Let me just get this out there before I go too deep — I think teachers unions represent an important and valuable aspect of public education. I agree with about 80% of what they stand for, and appreciate what they’ve done for teachers’ pay and benefits in the past 40 years.
However, a number of standard practices in teachers unions are ineffective, self-defeating, and just plain wrong.
Take tenure, for example. Public school teachers throughout the country are covered by tenure, a set of legal protections that makes their dismissal for incompetence or malfeasance a complicated and expensive process. The result: few dismissals of incompetent teachers, and an inabitlity to reward exceptional teachers and keep them in the classroom.
Another archaic practice — step and lane increases. These are awarded to teachers who’ve earned degrees beyond their bachelor’s. In many cases, these increases are automatic. While in many industries, additional professional development is rewarded with pay increases, they are not automatic.
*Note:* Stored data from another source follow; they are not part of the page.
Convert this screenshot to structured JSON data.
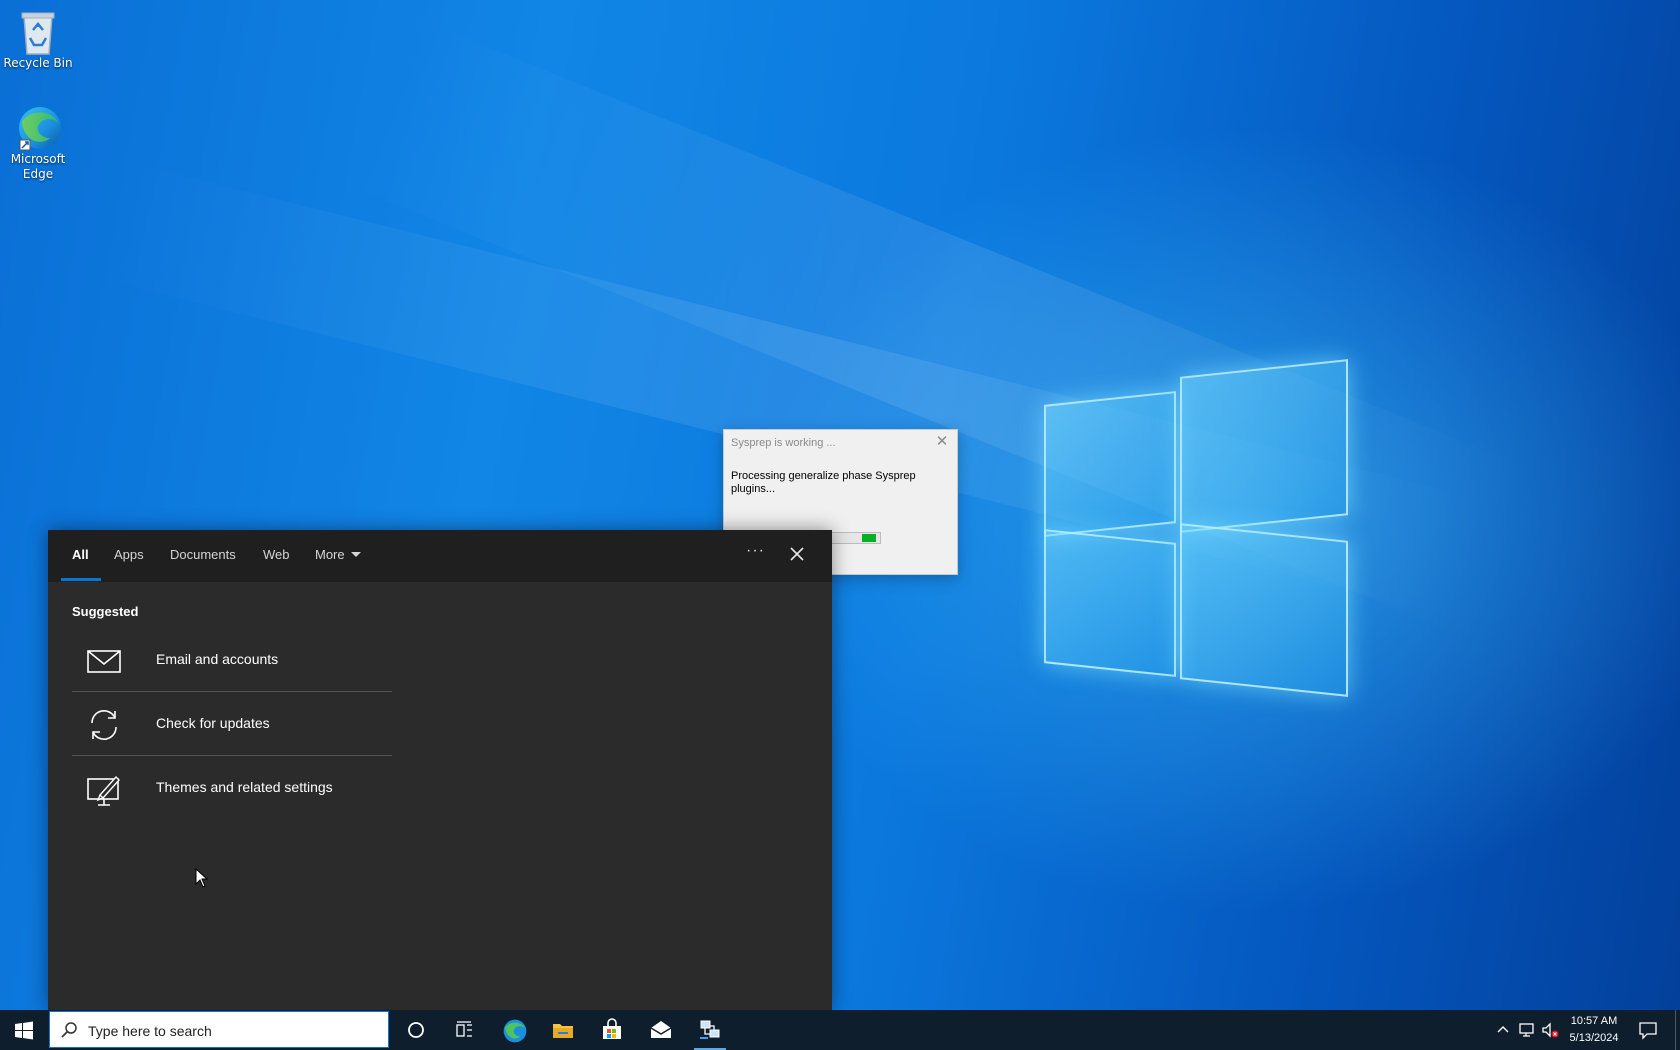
{
  "desktop": {
    "icons": [
      {
        "label": "Recycle Bin"
      },
      {
        "label": "Microsoft Edge"
      }
    ]
  },
  "sysprep_dialog": {
    "title": "Sysprep is working ...",
    "message": "Processing generalize phase Sysprep plugins...",
    "progress": "indeterminate"
  },
  "search_flyout": {
    "tabs": [
      {
        "label": "All",
        "active": true
      },
      {
        "label": "Apps"
      },
      {
        "label": "Documents"
      },
      {
        "label": "Web"
      },
      {
        "label": "More"
      }
    ],
    "options_icon": "more-options-icon",
    "close_icon": "close-icon",
    "section_label": "Suggested",
    "suggestions": [
      {
        "label": "Email and accounts",
        "icon": "mail-icon"
      },
      {
        "label": "Check for updates",
        "icon": "sync-icon"
      },
      {
        "label": "Themes and related settings",
        "icon": "themes-icon"
      }
    ]
  },
  "taskbar": {
    "search_placeholder": "Type here to search",
    "pinned": [
      "start-icon",
      "cortana-icon",
      "task-view-icon",
      "edge-icon",
      "file-explorer-icon",
      "store-icon",
      "mail-icon",
      "sysprep-icon"
    ],
    "clock": {
      "time": "10:57 AM",
      "date": "5/13/2024"
    },
    "accent": "#0078d7"
  }
}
Why make them automatic in public education? Proponents argue these increases reward the effort. However, making them automatic defeats the spirit of these increases — measured performance gains in the classroom.
My biggest rant on teachers unions is that unions protect ineffective teachers. These teachers represent disciplinary problems, management problems, and student performance problems. These teachers need the union to protect them from the school leaders that might have the power to remove them from the classroom except for the hand-tying resulting from the unions. What’s more, I believe these ineffective teachers represent a small percentage of overall teachers — less than 10%. But they represent significantly higher costs to the schools, districts, and taxpayers.
Until teachers unions understand that protecting the ineffective in their ranks is self-defeating, they will continue to face an adversarial relationship with those promoting progressive education policy like pay-for-performance, charter schools, vouchers, and school leadership autonomy.
What I propose is a new way of organization– a union whose membership ranks are filled with teachers meeting performance guidelines and objective guidelines for quality. Additionally, school leadership with the ability to permanently remove ineffective teachers, preventing them from continuing the lemon dance.